A case has very lately been decided in Massachusetts 1 which arose between two banks, both members of the clearing house. The rule on which it was based was embodied in a formal vote or article of the association ; in the words following, to wit: “Whenever checks are sent through the clearing house, which are not good, they shall be returned by the banks receiving the same to the banks from which they were received, as soon as it shall be found that said checks are not good, and in no case shall they be returned after one o'clock.” The plaintiff bank returned the check, as dishonored, to the defendant bank, which had presented it at clearing; but the messenger carrying the check did not arrive at the rooms of the defendant bank until five or seven minutes after one o'clock. The defendant bank, on the ground that the return was made too late, under the rule, refused to take back the check or to refund its amount.

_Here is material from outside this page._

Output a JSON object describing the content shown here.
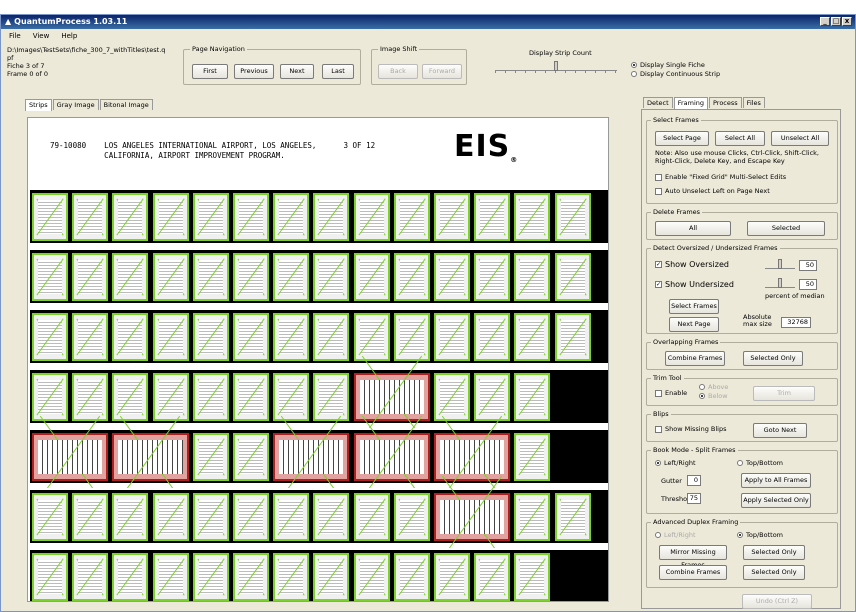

It did not appear, however, that the position or relations of the defendant bank to the drawer had undergone any change in the few minutes that had elapsed since one o'clock. It would have been no worse off if it had consented to receive back the check at five minutes after one than it would have been had it been obliged under the rule to receive it back at five minutes before one. The court took the view that the articles of association were in the nature of a contract between the members. If the plaintiff had not kept the check so long that it would at common law be held to have adopted it and assumed to pay it, the power to refuse to pay it, and to return it, still existed, and could be affected by the rule of the Clearing

1 Merchants' National Bank v. Eagle National Bank, Massachusetts, 101 Mass. (not yet printed).